川までの道中は思いのほか静かなもので、どことなく気まずい雰囲気がある。
その雰囲気に耐えかねたのか、さっきから口を開いては閉じてを繰り返していた青年が少しどもりながら声をかけてきた。
「あ、っと、そういえば君名前は?」
「陽菜です、小鳥遊陽菜」
「敬語はいいよ。普段使われることないから、なんか変な感じするんだ」
と言って青年が照れたように笑う。その笑みに先程までの緊張がほぐれていく。
「俺はヒナタ。よろしくね、陽菜」
「うん、よろしく!ふふ、私たち名前似てるねぇ」
「ね、1文字違いだ」
互いに名前を名乗りあったおかげだからなのかは分からないが、移動し始めた頃よりもだいぶ雰囲気が和らいで話しやすくなっていた。
「へぇ、落ちた、ね…」
「うん、それで気づいたらこの森の中にいてさ…あ、最初はもっと色んな植物が生えてるところにいたの。でも歩いてたらここに迷い込んじゃってて」
「いや、むしろこっちに来て正解だったと思う」
「なんで?」
「多分、君がいたのは人喰いの森だ」
「人喰い!?」
「あぁ、いや、多分今想像してる人喰いじゃなくてね」
ヒナタいわく、この森林地帯は6つのエリアに分かれていてそれぞれの森に名前がつけられているとのこと。陽菜たちが今いる地帯はウラカーンの森と呼ばれていて、嵐が頻発して常に森の道が変化することから名付けられたという。
そして陽菜が目を覚ました際にいた森は、入った人間が誰一人として今まで帰ってきたことがないため人喰いの森と呼ばれ恐れられているのだそう。現在でも調査が進んでおらず、ウラカーンの森とともに立ち入り禁止にされているらしい。
「人を攫う魔物が住んでるからだとか、生きる場所を追われたかつての魔法使いが住んでるだとか色々言われてるけど、実際はあそこに咲いてる花たちが原因なんだよ」
(花が原因…匂い?でも匂いはそんなにしなかったよなぁ…そしたら何が…)
「…あ、花粉?」
「そう、花粉に幻覚作用のある植物があるんだ。」
それを聞いて、森の中で見た亜麻色の髪と胸に湧き出た郷愁を思い出す。
(あれも花粉のせいだったってことなのかな…)
「え、でも待って。森の調査って今も進んでないんでしょ?なんでそんなこと知って…」
「え?あ、あー、いや、俺の体ちょっと特殊でさ、なんか色々耐性があるみたいなんだよ。だから個人で調査したりしてて知ってるってだけ」
「そう、なんだ」
森のことだったりたわいのないことだったりを話しながら歩いているといつの間にか川辺にたどり着いていた。
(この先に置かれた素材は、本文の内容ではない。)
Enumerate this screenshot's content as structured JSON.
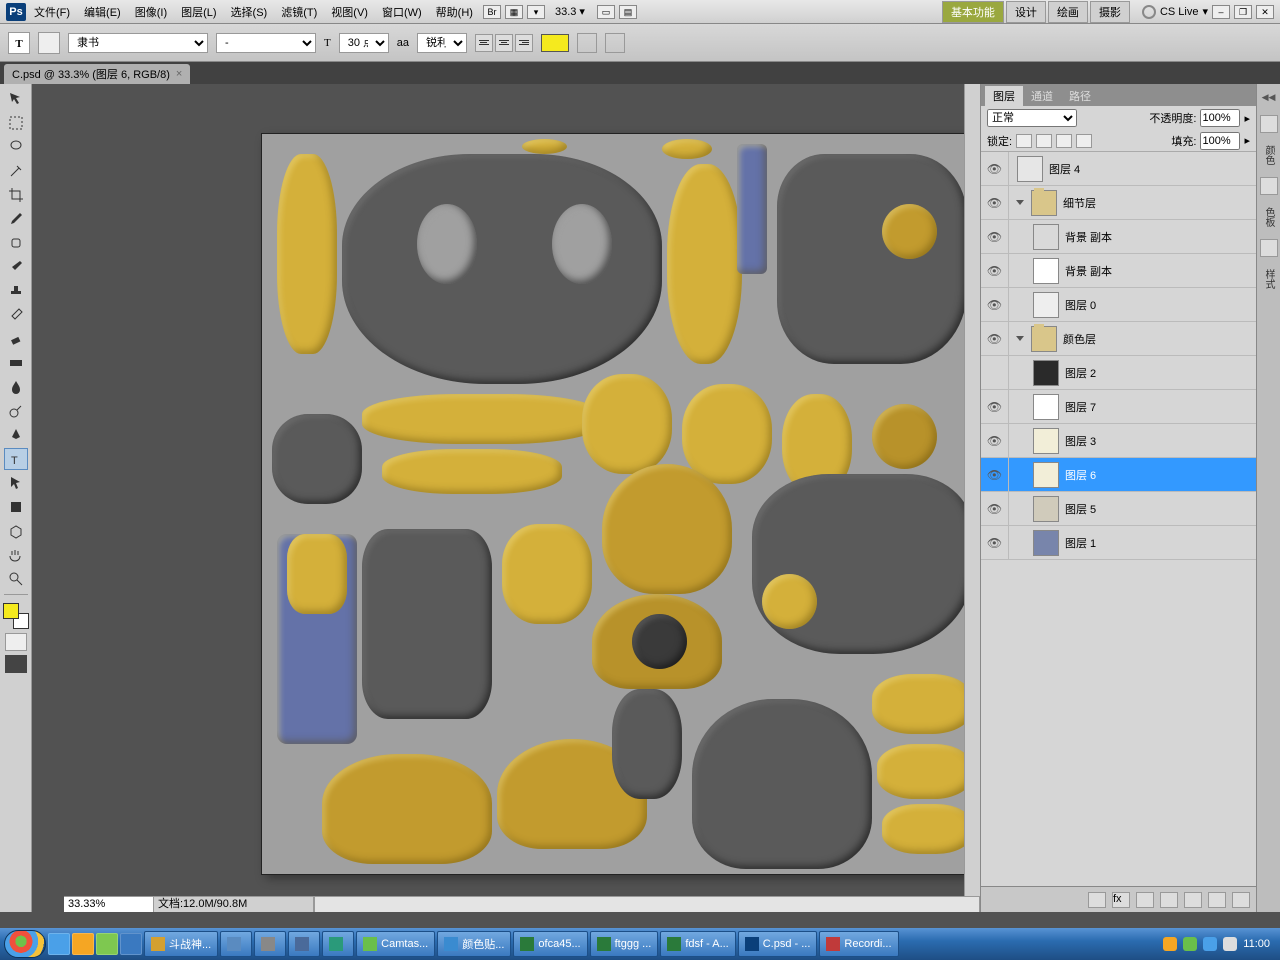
{
  "menu": {
    "items": [
      "文件(F)",
      "编辑(E)",
      "图像(I)",
      "图层(L)",
      "选择(S)",
      "滤镜(T)",
      "视图(V)",
      "窗口(W)",
      "帮助(H)"
    ],
    "zoom": "33.3",
    "workspaces": [
      "基本功能",
      "设计",
      "绘画",
      "摄影"
    ],
    "cslive": "CS Live"
  },
  "options": {
    "fontFamily": "隶书",
    "fontStyle": "-",
    "fontSize": "30 点",
    "fontSizeLabel": "T",
    "aaPrefix": "aa",
    "aaMode": "锐利",
    "colorSwatch": "#f5ea1e"
  },
  "docTab": "C.psd @ 33.3% (图层 6, RGB/8)",
  "statusBar": {
    "zoom": "33.33%",
    "docInfo": "文档:12.0M/90.8M"
  },
  "toolsFg": "#f5ea1e",
  "layersPanel": {
    "tabs": [
      "图层",
      "通道",
      "路径"
    ],
    "blendMode": "正常",
    "opacityLabel": "不透明度:",
    "opacity": "100%",
    "lockLabel": "锁定:",
    "fillLabel": "填充:",
    "fill": "100%",
    "rows": [
      {
        "vis": true,
        "indent": 0,
        "type": "layer",
        "thumb": "#e6e6e6",
        "name": "图层 4"
      },
      {
        "vis": true,
        "indent": 0,
        "type": "group",
        "name": "细节层"
      },
      {
        "vis": true,
        "indent": 1,
        "type": "layer",
        "thumb": "#d9d9d9",
        "name": "背景 副本"
      },
      {
        "vis": true,
        "indent": 1,
        "type": "layer",
        "thumb": "#ffffff",
        "name": "背景 副本"
      },
      {
        "vis": true,
        "indent": 1,
        "type": "layer",
        "thumb": "#eeeeee",
        "name": "图层 0"
      },
      {
        "vis": true,
        "indent": 0,
        "type": "group",
        "name": "颜色层"
      },
      {
        "vis": false,
        "indent": 1,
        "type": "layer",
        "thumb": "#2a2a2a",
        "name": "图层 2"
      },
      {
        "vis": true,
        "indent": 1,
        "type": "layer",
        "thumb": "#ffffff",
        "name": "图层 7"
      },
      {
        "vis": true,
        "indent": 1,
        "type": "layer",
        "thumb": "#f2eed8",
        "name": "图层 3"
      },
      {
        "vis": true,
        "indent": 1,
        "type": "layer",
        "thumb": "#f2eed8",
        "name": "图层 6",
        "selected": true
      },
      {
        "vis": true,
        "indent": 1,
        "type": "layer",
        "thumb": "#d0cbbb",
        "name": "图层 5"
      },
      {
        "vis": true,
        "indent": 1,
        "type": "layer",
        "thumb": "#7885ab",
        "name": "图层 1"
      }
    ]
  },
  "collapsedPanels": [
    "颜色",
    "色板",
    "样式"
  ],
  "taskbar": {
    "tasks": [
      "斗战神...",
      "",
      "",
      "",
      "",
      "Camtas...",
      "颜色贴...",
      "ofca45...",
      "ftggg ...",
      "fdsf - A...",
      "C.psd - ...",
      "Recordi..."
    ],
    "time": "11:00"
  }
}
サラサラと流れる川の水は川底が見えるほどに透き通っていて、魚によく似た生き物がゆらゆらと泳いでいる。
陽菜は川のすぐ側に腰を下ろして、腕の中で眠っている獣をポンポンと小さくたたく。
その刺激で起きた獣は、変わった景色に目を白黒させながらあたりの匂いを嗅いで陽菜へと小さな瞳を向けてくる。
それに柔らかく微笑みながら鞄の中に入っていたタオルを取り出して水につけ、丁寧にその体の汚れと血を拭っていく。
水の冷たさと傷の痛みに驚いたのか、始めははこちらを恨めしそうに見ていた獣もだんだんと表情を和らげて気持ちよさそうに喉を鳴らしていた。
「そういえば、その、さ、陽菜は俺と会うまで森でどうするつもりだったの?」
獣を丁寧に洗っていた陽菜にヒナタが水の入ったボトルを手渡しながら聞く。
「人がいるところに行こうかなって。そこから先のことは特に…」
「へぇ…それならさ、もしよかったらなんだけど、俺のとこ来ない?」
「へ?」
ヘラリと笑ってそう提案したヒナタに目を丸くする陽菜。
「俺のところというか、正確には俺がお世話になってる人のところなんだけど。」
「え、それいいの?」
「うん、むしろ大歓迎してくれると思うよ。面白いことが大好きな人だから。それにあの人なら君を元の世界に返す方法知ってるかもしれないし」
「ほ、ほんと…?」
正直とてもありがたい話だ。スマホも食料もないこの状況で屋根のある場所に連れて行ってもらえるのは非常に嬉しい。しかも元の世界に帰る方法までわかるのなら、着いていく以外に選択肢はないだろう。ただ、陽菜には一つの懸念事項があった。
(なんか、違和感?が、ある気がするんだよなぁ…)
道中話していた感じからヒナタが悪い人でないのは何となくわかる。わかるのだけれど、彼が纏う雰囲気に小さな違和感があるというか、なにかザワザワするような歪さがある気がするのだ。 出会った時に抱いた得体の知れないものを目にしたような、畏怖にも似たようなあの感覚が陽菜の胸を掠める。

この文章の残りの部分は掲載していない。